Worldwide, around 500,000 hectares of logged and secondary forests are converted every year to plantations such as oil palm, rubber, Acacia and Eucalyptus, reducing both their current biodiversity value and their capacity for regeneration. Because of the revenue they generate, conserving such forests may be more economically viable than the total protection of pristine forests.

Disturbed forests include important 'matrix habitats' between areas of intact forest that can buffer against the impact of habitat fragmentation on reserves. Species occupancy of protected areas is more strongly associated with the condition of the matrix than with either reserve size or isolation (L. R. Prugh et al. Proc. Natl Acad. Sci. USA 105, 2077020775; 2008). Such forests also provide crucial habitat for wide-ranging species.

In many parts of the tropics, primary forests are confined to upland areas or to poor soils, and are biogeographically restricted. It may be more productive to focus on restoring degraded, but endangered, lowland habitats than on protecting yet more upland forest.

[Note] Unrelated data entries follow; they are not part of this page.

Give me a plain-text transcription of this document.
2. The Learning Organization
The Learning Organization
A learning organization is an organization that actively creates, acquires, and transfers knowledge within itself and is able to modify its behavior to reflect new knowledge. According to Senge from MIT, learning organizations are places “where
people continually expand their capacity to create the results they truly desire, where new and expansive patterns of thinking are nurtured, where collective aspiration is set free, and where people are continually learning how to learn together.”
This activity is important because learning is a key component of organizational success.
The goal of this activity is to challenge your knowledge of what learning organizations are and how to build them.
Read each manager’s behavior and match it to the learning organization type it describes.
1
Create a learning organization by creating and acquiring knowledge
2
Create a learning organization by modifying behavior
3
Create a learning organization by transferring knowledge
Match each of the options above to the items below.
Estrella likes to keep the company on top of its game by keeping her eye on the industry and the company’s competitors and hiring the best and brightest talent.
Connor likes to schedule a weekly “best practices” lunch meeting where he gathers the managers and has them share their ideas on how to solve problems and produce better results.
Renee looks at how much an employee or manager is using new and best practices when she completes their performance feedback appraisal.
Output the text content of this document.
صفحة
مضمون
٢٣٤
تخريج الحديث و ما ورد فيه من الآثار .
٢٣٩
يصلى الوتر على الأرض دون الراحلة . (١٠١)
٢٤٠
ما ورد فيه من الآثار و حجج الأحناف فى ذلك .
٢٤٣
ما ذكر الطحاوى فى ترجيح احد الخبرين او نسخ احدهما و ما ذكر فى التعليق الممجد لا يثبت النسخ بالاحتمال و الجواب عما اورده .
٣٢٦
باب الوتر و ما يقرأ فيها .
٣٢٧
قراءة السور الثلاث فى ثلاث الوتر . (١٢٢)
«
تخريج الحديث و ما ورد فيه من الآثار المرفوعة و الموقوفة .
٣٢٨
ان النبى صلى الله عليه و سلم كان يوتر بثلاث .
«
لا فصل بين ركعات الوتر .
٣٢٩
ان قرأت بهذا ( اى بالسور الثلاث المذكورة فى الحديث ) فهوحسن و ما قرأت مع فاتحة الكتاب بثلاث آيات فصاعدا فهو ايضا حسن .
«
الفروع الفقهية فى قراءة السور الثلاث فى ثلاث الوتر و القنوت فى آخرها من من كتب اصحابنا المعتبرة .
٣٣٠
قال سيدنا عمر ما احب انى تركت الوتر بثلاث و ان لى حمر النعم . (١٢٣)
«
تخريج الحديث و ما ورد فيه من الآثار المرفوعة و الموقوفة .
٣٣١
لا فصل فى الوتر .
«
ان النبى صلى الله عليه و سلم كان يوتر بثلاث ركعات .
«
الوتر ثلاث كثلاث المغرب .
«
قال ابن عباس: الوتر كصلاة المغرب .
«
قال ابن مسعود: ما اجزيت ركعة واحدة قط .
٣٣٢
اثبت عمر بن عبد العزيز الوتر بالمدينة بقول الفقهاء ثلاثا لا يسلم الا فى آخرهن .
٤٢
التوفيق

Another consideration is that hunting in tropical reserves significantly threatens their long-term viability. Protection of wildlife may be better achieved through working with timber or oil concessions, or in buffer-zone tourist reserves, than with cash-strapped (or otherwise compromised) nature-reserve agencies.

Tropical reserves cover roughly 11% of the tropical-forest biome, whereas 40% is deforested, 20% is logged and an unknown but significant proportion of the remainder is severely degraded (S. J. Wright Annals New York Acad. Sci. 1195, 1–27; 2010). Such figures alone make it necessary to consider the protection of biodiversity in degraded tropical habitats.